Sue Evenwel of Titus County challenged this districting plan, claiming that only voting-age citizens should be counted. Because Texas counted people who lacked the franchise, Evenwel argued that her vote was diluted. Texas defended its plan, arguing that it could consider total population but was not required to. The federal government argued that states were required to consider total population. In a unanimous decision for the court, Justice Ruth Bader Ginsburg wrote that a state “may draw its legislative districts based on total population.” However, she stopped short of holding that states were prohibited from considering other metrics. As a result, this issue may come back to the court if a state or municipality limits districting to citizens or the voting-age population.

 

Abortion
One of the most significant constitutional decisions this term was Whole Woman’s Health v. Hellerstedt. This case arose from Texas House Bill 2, a law related to abortion procedures, providers, and facilities, made famous by then-Senator Wendy Davis’ pink-sneakered filibuster. Two provisions of the law were challenged: a requirement that physicians hold “admitting privileges” to a nearby hospital and a mandate that abortion facilities meet “minimum standards ... for ambulatory surgical centers.”

Justice Stephen Breyer, writing for five members of the court, invalidated HB 2 in its entirety, finding that the law imposed an “undue burden” on a woman’s access to obtaining an abortion. The court rejected all of Texas’ arguments that the law was supported by concerns for the health of the mother.

Justice Ginsburg went a step further in her concurring opinion, stating that “it is beyond rational belief that H.B. 2 could genuinely protect the health of women, and certain that the law ‘would simply make it more difficult for them to obtain abortions.’ ” Justice Clarence Thomas’ dissenting opinion stated that the court has a “habit of applying different rules to different constitutional rights—especially the putative right to abortion.”

This is the court’s most significant decision on abortion since Planned Parenthood v.
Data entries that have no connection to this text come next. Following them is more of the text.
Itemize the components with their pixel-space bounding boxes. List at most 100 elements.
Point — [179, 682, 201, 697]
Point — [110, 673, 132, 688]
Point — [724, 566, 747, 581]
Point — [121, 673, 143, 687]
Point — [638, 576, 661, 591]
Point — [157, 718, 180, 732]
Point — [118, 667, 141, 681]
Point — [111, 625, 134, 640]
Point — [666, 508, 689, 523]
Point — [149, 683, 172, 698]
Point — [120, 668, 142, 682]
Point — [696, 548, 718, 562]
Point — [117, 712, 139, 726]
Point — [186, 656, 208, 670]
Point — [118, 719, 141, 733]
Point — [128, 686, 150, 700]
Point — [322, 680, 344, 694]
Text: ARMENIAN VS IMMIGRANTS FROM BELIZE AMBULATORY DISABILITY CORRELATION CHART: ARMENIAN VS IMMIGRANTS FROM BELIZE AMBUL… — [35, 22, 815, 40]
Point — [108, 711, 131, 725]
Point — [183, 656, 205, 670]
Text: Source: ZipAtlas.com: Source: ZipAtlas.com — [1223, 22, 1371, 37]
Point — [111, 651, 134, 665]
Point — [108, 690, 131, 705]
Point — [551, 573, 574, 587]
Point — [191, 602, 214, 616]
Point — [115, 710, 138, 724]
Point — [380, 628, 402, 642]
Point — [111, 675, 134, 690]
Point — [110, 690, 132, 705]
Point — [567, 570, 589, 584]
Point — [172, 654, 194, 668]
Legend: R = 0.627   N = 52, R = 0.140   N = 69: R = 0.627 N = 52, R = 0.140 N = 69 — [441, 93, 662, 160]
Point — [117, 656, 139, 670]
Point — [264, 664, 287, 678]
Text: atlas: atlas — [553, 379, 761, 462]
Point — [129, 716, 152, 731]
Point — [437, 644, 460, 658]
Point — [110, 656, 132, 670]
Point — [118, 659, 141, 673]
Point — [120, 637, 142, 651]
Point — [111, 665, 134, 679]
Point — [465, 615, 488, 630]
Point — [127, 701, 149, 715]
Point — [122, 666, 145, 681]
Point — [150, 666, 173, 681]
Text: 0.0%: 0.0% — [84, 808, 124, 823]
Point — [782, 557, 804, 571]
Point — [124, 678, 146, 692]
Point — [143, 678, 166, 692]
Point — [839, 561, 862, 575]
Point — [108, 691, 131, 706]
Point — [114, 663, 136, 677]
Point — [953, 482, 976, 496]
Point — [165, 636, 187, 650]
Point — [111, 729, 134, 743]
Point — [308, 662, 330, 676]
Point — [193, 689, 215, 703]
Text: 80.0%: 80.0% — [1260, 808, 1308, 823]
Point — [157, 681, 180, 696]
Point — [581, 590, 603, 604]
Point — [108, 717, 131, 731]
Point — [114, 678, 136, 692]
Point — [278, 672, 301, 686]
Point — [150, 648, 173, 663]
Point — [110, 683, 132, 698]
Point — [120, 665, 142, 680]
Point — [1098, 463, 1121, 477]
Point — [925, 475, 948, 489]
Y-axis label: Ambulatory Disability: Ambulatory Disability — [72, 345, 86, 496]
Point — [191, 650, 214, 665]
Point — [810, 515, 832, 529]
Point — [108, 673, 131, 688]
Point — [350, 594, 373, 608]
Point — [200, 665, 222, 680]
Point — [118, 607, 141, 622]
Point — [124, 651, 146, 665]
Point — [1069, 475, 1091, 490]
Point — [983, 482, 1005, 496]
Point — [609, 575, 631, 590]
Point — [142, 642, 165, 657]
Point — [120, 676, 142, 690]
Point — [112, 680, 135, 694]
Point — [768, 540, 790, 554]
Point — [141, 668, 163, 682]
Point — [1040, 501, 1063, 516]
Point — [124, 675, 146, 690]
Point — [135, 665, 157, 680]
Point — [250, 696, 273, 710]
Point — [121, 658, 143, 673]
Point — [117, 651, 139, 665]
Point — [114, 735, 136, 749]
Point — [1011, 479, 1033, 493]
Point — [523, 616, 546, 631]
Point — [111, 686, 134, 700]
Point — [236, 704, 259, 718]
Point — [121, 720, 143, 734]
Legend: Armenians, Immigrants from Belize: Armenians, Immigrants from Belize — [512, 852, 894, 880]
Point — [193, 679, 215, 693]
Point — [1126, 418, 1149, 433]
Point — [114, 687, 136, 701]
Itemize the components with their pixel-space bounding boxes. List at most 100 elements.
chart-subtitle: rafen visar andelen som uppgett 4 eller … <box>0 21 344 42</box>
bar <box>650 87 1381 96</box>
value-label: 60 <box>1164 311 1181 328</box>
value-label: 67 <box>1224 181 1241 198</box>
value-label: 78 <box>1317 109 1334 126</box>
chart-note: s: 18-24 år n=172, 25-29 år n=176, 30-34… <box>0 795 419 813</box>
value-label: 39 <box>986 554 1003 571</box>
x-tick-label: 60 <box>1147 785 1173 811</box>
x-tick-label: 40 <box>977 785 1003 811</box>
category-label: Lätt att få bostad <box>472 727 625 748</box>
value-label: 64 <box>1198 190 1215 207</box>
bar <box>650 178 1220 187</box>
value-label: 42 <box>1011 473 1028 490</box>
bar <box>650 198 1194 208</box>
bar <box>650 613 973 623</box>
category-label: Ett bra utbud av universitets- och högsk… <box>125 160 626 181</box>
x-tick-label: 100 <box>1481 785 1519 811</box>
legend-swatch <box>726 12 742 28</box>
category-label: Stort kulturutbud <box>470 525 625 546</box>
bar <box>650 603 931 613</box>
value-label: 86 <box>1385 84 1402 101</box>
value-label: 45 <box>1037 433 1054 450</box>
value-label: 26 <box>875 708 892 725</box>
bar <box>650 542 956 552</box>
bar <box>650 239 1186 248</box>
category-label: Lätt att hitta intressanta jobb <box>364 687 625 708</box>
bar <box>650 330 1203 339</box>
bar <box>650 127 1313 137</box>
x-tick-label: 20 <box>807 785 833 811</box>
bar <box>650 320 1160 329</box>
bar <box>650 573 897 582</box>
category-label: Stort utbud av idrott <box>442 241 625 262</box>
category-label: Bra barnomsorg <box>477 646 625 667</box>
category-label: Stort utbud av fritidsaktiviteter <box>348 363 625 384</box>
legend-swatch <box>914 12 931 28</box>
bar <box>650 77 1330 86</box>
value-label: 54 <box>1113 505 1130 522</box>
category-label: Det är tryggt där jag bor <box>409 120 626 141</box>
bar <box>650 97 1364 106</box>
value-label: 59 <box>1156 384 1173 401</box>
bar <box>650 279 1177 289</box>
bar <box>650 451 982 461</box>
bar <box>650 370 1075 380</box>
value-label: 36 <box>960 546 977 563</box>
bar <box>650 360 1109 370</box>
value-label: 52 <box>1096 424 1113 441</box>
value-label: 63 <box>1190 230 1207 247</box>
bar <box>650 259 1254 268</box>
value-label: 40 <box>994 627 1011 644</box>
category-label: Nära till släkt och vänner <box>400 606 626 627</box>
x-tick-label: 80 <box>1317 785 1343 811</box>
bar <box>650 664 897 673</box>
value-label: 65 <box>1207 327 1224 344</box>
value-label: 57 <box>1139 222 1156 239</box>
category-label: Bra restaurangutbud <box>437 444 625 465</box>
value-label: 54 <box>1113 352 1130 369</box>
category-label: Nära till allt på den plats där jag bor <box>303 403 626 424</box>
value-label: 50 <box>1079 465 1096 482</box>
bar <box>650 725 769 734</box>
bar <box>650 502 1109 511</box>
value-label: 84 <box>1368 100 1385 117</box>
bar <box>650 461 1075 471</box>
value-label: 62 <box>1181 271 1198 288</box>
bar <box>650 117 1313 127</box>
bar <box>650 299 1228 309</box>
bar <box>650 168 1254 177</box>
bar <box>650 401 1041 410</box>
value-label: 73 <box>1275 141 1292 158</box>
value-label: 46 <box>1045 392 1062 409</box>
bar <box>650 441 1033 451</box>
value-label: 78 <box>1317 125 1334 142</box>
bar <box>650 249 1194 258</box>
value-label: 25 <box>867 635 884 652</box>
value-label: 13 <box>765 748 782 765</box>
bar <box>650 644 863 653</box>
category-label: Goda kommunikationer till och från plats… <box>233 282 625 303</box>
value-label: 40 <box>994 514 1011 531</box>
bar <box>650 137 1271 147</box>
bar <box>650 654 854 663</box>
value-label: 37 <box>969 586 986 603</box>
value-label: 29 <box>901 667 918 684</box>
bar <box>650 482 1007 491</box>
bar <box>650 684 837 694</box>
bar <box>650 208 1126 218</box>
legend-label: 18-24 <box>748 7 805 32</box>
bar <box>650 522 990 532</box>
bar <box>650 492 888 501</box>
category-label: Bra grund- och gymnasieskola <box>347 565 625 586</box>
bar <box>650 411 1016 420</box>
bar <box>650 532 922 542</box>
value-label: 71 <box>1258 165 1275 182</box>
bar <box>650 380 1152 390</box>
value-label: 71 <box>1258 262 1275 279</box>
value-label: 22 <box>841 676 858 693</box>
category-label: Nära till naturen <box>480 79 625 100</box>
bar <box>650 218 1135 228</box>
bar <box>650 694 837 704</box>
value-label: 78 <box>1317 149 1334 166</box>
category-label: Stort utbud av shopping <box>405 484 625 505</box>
Casey in 1991.

 

The Patient Protection and Affordable Care Act
Zubik v. Burwell did not involve the state government but instead concerned a religious college in the East Texas town of Marshall. The Obama administration has interpreted the Affordable Care Act to require all large employers (with 50 or more full-time workers) to pay for all federally approved contraceptives.

The statute is silent about religious accommodations. As a result, the executive branch has proposed a series of exemptions and accommodations for religious groups. Initially, the government contended that religiously organized for-profit corporations, such as Hobby Lobby Stores, had to pay for contraceptives. However, the Supreme Court held in 2014 that such a requirement would violate the Religious Freedom Restoration Act of 1993.

Churches and houses of worship were exempted from the mandate entirely, but religious nonprofits such as the Little Sisters of the Poor and East Texas Baptist University were only accommodated. The organizations were not required to pay for the contraceptives, but insurers would use the nonprofit’s plan to provide the coverage. A district court and the 5th Circuit ruled against ETBU, and the case was appealed to the Supreme Court in a group of similar cases.

In a unanimous decision, the eight justices remanded the cases back to their respective appeals courts with the instructions to “arrive at an approach going forward that accommodates petitioners’ religious exercise while at the same time ensuring that women covered by petitioners’ health plans ‘receive full and equal health coverage, including contraceptive coverage.’ ” A compromise looks unlikely.TBJ

Josh Blackman JOSH BLACKMAN is a constitutional law professor at the Houston College of Law and the author of Unraveled: Obamacare, Religious Liberty, and Executive Power.